Alors tant pis, tu entres, on te sourit, on te dit oui, qu’il n’y a aucun problème, même que tu pourras commencer à payer QUE le mois prochain ; tu vois, tout va bien ! Sauf que non. Tout va mal. La vérité, c’est que l’argent que tu gagnes, il ne suffit pas. La vérité, c’est que les salaires n’ont pas suivi. Ils sont à la traîne. Depuis longtemps. A ce point, que florissent désormais des organismes de crédit qui te proposent de .. racheter les crédits que tu ne peux plus honorer. Le crédit sans fin. Jusqu’à ta mort. Va savoir, ils seraient même capables de te sortir de la tombe pour se rembourser, ces charognards !

On nous a volés, floués. Et voilà qu’en plus on se fout de nous en évoquant une valeur travail qui se serait barrée en sucette. Ah oui ? … Mais quelle valeur peut avoir le travail, quel est l’intérêt à travailler, si c’est pour être payé bien en deçà des réalités de l’économie dite "réelle" ?
Alors moi je veux bien en entendre, comme par exemple, qu’il n’y aurait pas d’autre système possible, que de le prétendre, c’est mentir, donner de l’espoir là où y’en a pas.

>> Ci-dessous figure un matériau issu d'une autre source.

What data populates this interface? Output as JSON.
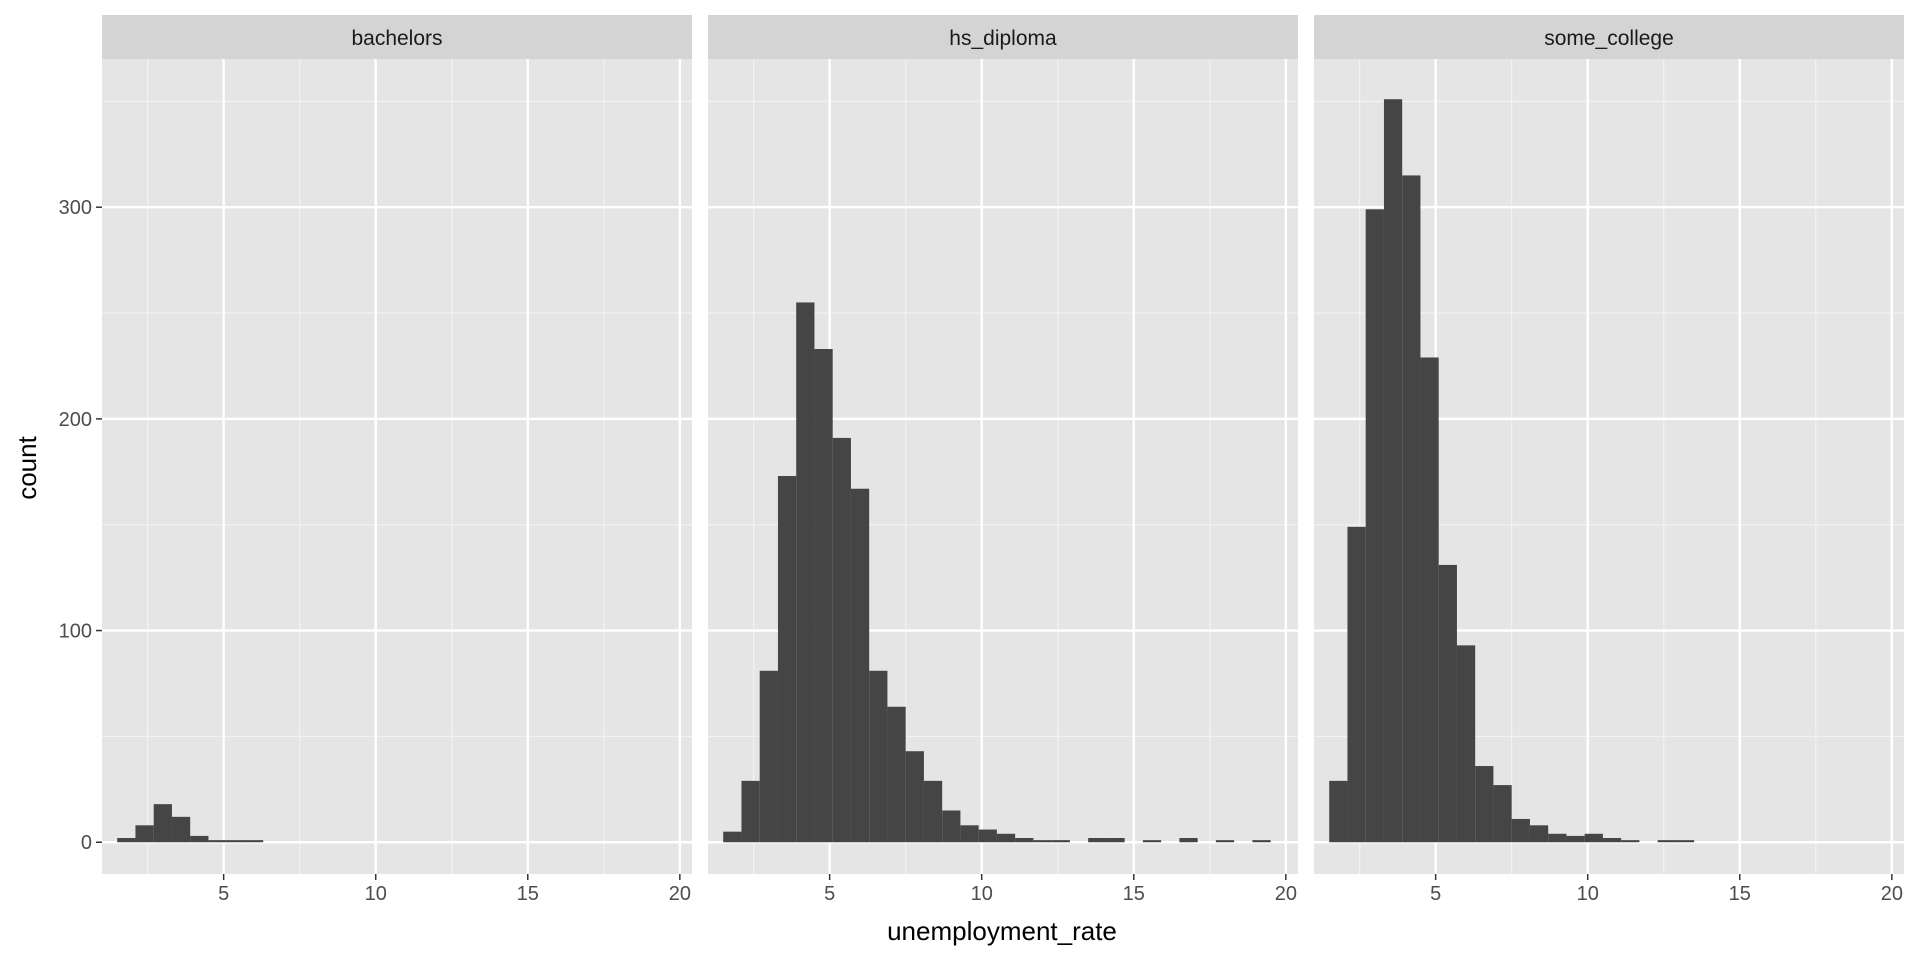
{
  "chart_data": {
    "type": "bar",
    "subtype": "faceted-histogram",
    "title": "",
    "xlabel": "unemployment_rate",
    "ylabel": "count",
    "xlim": [
      1.0,
      20.4
    ],
    "ylim": [
      -15,
      370
    ],
    "x_ticks": [
      5,
      10,
      15,
      20
    ],
    "y_ticks": [
      0,
      100,
      200,
      300
    ],
    "bin_width": 0.6,
    "grid": true,
    "facets": [
      {
        "name": "bachelors",
        "bins": [
          {
            "x": 1.8,
            "count": 2
          },
          {
            "x": 2.4,
            "count": 8
          },
          {
            "x": 3.0,
            "count": 18
          },
          {
            "x": 3.6,
            "count": 12
          },
          {
            "x": 4.2,
            "count": 3
          },
          {
            "x": 4.8,
            "count": 1
          },
          {
            "x": 5.4,
            "count": 1
          },
          {
            "x": 6.0,
            "count": 1
          }
        ]
      },
      {
        "name": "hs_diploma",
        "bins": [
          {
            "x": 1.8,
            "count": 5
          },
          {
            "x": 2.4,
            "count": 29
          },
          {
            "x": 3.0,
            "count": 81
          },
          {
            "x": 3.6,
            "count": 173
          },
          {
            "x": 4.2,
            "count": 255
          },
          {
            "x": 4.8,
            "count": 233
          },
          {
            "x": 5.4,
            "count": 191
          },
          {
            "x": 6.0,
            "count": 167
          },
          {
            "x": 6.6,
            "count": 81
          },
          {
            "x": 7.2,
            "count": 64
          },
          {
            "x": 7.8,
            "count": 43
          },
          {
            "x": 8.4,
            "count": 29
          },
          {
            "x": 9.0,
            "count": 15
          },
          {
            "x": 9.6,
            "count": 8
          },
          {
            "x": 10.2,
            "count": 6
          },
          {
            "x": 10.8,
            "count": 4
          },
          {
            "x": 11.4,
            "count": 2
          },
          {
            "x": 12.0,
            "count": 1
          },
          {
            "x": 12.6,
            "count": 1
          },
          {
            "x": 13.8,
            "count": 2
          },
          {
            "x": 14.4,
            "count": 2
          },
          {
            "x": 15.6,
            "count": 1
          },
          {
            "x": 16.8,
            "count": 2
          },
          {
            "x": 18.0,
            "count": 1
          },
          {
            "x": 19.2,
            "count": 1
          }
        ]
      },
      {
        "name": "some_college",
        "bins": [
          {
            "x": 1.8,
            "count": 29
          },
          {
            "x": 2.4,
            "count": 149
          },
          {
            "x": 3.0,
            "count": 299
          },
          {
            "x": 3.6,
            "count": 351
          },
          {
            "x": 4.2,
            "count": 315
          },
          {
            "x": 4.8,
            "count": 229
          },
          {
            "x": 5.4,
            "count": 131
          },
          {
            "x": 6.0,
            "count": 93
          },
          {
            "x": 6.6,
            "count": 36
          },
          {
            "x": 7.2,
            "count": 27
          },
          {
            "x": 7.8,
            "count": 11
          },
          {
            "x": 8.4,
            "count": 8
          },
          {
            "x": 9.0,
            "count": 4
          },
          {
            "x": 9.6,
            "count": 3
          },
          {
            "x": 10.2,
            "count": 4
          },
          {
            "x": 10.8,
            "count": 2
          },
          {
            "x": 11.4,
            "count": 1
          },
          {
            "x": 12.6,
            "count": 1
          },
          {
            "x": 13.2,
            "count": 1
          }
        ]
      }
    ],
    "colors": {
      "bar": "#454545",
      "panel_bg": "#e5e5e5",
      "strip_bg": "#d4d4d4",
      "grid_major": "#ffffff",
      "grid_minor": "#f2f2f2"
    }
  }
}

Se moquer du monde. Des pauvres gens. Qu’il suffit de moraliser tout ce merdier, et tu vas voir, ça va repartir. Mais ça va repartir pour qui ?
Pour les banquiers et les organismes de crédit ?
Non merci !

Évidemment qu’un autre système est possible. Un autre choix de société. Une autre vie. Une vie au comptant. Et sans pour autant, rouler sur l’or.
Demain, celui ou celle qui nous la proposera, cette vie-là, un Parti, une vraie Gauche, alors là oui, nous lui accorderons, contents, notre crédit.